Water Bottles II - Video Solutions

Problem Overview: You start with numBottles full bottles and can exchange empty bottles for a new full one. The catch: after every exchange, the number of empties required increases by 1. The task is to compute the maximum number of bottles you can drink.

Approach 1: Iterative Simulation (Time: O(k), Space: O(1))

This approach directly simulates the process described in the problem. Start by drinking all initial bottles, which gives you the same number of empty bottles. While the number of empty bottles is at least the current exchange requirement (numExchange), perform an exchange: spend the required empties, gain one full bottle, drink it, and increase the exchange cost by one. Each iteration represents a single exchange operation. The logic is simple and mirrors the rules exactly, making it easy to reason about and implement using basic simulation. Time complexity is O(k), where k is the number of exchanges performed, and space complexity is O(1).

The key insight is that every exchange consumes cost empty bottles but returns one new empty after drinking the obtained bottle. The net change in empties per exchange is therefore -(cost - 1). As the required exchange cost keeps increasing, the loop eventually terminates when there are not enough empty bottles left.

Approach 2: Mathematical Optimization (Time: O(1), Space: O(1))

The simulation can be replaced with a mathematical observation. Suppose you perform k exchanges. The exchange costs form an increasing sequence: numExchange, numExchange + 1, ..., numExchange + k - 1. The total number of empty bottles spent is the sum of this arithmetic progression. Each exchange also produces one new empty bottle after drinking the obtained bottle. Using math, the remaining empty bottles after k exchanges can be expressed as:

empties = numBottles - (numExchange + (numExchange+1) + ... + (numExchange+k-1)) + k

This simplifies to numBottles - (k * numExchange + k(k-1)/2) + k. The valid number of exchanges is the largest k such that before each step you still have enough empties to pay the required cost. Solving this inequality allows you to compute k directly using arithmetic progression formulas. The final answer becomes numBottles + k. This approach eliminates iteration entirely and relies on arithmetic reasoning, which is common in problems tagged with Math.
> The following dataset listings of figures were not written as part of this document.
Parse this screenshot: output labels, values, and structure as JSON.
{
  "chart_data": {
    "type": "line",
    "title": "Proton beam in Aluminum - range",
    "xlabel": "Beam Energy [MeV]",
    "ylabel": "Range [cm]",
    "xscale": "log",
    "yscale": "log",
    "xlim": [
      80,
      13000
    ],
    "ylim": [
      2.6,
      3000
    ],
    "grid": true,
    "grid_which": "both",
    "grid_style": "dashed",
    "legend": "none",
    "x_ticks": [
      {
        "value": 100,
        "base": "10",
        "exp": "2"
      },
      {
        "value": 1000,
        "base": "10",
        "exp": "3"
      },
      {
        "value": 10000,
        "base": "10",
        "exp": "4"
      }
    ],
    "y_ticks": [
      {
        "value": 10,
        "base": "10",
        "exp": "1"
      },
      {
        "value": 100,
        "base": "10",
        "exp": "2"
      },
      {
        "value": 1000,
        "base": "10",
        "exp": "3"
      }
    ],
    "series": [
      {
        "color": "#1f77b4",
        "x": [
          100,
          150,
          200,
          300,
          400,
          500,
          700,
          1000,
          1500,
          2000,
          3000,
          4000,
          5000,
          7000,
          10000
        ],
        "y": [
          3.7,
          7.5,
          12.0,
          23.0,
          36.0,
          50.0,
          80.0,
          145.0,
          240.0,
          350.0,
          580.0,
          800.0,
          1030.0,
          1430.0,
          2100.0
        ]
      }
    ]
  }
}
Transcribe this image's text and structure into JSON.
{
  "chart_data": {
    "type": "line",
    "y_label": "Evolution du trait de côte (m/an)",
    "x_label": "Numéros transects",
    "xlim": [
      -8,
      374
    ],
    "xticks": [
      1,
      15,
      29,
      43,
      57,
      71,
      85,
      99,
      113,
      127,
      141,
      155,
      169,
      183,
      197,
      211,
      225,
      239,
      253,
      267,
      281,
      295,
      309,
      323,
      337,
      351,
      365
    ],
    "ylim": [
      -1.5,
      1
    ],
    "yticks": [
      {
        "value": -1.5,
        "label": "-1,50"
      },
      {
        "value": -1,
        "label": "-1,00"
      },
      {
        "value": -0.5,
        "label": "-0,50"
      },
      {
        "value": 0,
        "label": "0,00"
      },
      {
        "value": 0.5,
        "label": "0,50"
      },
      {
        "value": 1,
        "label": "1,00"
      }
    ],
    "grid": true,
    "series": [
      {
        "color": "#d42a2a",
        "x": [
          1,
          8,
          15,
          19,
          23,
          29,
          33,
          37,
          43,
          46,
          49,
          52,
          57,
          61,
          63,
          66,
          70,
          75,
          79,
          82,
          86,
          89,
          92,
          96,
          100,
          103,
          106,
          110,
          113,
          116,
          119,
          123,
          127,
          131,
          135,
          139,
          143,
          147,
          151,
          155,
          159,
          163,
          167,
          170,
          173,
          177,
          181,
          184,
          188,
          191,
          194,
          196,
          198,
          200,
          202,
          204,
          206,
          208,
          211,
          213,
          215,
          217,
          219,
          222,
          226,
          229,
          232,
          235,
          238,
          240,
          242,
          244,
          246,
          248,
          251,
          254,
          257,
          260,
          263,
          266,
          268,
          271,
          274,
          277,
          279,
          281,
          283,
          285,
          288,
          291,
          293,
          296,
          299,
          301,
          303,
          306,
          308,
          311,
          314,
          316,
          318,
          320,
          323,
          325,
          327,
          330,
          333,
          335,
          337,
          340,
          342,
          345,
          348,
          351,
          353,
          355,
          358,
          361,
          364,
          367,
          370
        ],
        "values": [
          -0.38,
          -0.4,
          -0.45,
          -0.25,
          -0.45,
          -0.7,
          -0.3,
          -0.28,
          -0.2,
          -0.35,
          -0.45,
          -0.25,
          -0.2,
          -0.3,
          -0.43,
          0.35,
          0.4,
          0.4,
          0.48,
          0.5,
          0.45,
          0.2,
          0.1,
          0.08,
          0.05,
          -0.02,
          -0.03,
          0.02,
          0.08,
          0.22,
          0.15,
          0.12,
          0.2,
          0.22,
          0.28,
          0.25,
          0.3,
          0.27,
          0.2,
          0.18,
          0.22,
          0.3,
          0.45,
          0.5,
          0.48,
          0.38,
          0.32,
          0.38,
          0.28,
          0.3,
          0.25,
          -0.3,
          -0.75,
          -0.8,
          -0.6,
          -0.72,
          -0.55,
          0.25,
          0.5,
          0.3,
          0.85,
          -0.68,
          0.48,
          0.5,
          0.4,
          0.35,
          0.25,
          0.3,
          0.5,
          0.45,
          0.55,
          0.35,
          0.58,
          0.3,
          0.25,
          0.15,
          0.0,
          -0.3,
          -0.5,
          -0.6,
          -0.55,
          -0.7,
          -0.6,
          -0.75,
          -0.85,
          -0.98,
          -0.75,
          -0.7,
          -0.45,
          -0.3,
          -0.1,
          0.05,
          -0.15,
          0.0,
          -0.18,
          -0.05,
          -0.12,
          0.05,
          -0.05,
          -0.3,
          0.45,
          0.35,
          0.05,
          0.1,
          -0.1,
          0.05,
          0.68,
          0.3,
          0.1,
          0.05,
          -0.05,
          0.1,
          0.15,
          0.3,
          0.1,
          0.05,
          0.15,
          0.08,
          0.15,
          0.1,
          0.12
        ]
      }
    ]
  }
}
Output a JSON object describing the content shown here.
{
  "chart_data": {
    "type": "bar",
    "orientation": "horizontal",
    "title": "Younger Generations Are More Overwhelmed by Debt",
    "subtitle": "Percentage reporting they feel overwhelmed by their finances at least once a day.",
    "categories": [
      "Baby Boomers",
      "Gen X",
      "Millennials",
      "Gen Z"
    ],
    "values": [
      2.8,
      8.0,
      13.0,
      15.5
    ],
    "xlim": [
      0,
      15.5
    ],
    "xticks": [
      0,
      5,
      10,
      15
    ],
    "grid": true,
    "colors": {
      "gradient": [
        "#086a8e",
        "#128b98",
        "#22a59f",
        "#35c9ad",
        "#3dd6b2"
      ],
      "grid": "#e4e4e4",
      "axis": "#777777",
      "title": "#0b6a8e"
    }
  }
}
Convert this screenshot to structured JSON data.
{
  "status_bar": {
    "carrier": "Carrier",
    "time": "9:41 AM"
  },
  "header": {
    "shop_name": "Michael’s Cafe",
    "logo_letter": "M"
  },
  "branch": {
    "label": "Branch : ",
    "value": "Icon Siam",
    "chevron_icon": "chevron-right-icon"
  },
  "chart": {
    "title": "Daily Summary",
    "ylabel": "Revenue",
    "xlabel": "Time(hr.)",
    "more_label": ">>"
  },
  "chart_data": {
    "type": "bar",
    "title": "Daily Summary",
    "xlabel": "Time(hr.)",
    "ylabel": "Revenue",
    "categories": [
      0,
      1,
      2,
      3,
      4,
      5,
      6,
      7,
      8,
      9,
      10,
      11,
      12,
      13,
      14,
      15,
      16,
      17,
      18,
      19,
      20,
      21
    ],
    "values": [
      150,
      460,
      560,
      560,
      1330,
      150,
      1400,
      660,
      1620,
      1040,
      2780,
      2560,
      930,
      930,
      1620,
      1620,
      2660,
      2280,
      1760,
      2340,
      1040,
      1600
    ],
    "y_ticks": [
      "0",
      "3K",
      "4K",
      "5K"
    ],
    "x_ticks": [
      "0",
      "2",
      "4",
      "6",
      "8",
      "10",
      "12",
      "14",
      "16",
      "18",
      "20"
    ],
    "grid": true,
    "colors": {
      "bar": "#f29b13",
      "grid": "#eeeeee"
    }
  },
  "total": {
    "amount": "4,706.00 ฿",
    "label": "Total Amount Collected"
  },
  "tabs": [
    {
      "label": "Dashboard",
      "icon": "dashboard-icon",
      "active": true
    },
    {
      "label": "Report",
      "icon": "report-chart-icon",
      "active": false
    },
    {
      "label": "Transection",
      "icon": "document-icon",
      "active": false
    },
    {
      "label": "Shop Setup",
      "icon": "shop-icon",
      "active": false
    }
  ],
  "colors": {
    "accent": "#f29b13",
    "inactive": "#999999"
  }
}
Recommended for interviews: The iterative simulation is usually expected first because it clearly follows the rules of the problem and is easy to verify. It demonstrates solid reasoning and careful state updates. The mathematical optimization is a strong follow‑up that shows deeper insight into arithmetic progressions and constraint analysis. In most interviews, presenting the simulation first and then deriving the constant‑time optimization shows both correctness and problem‑solving depth.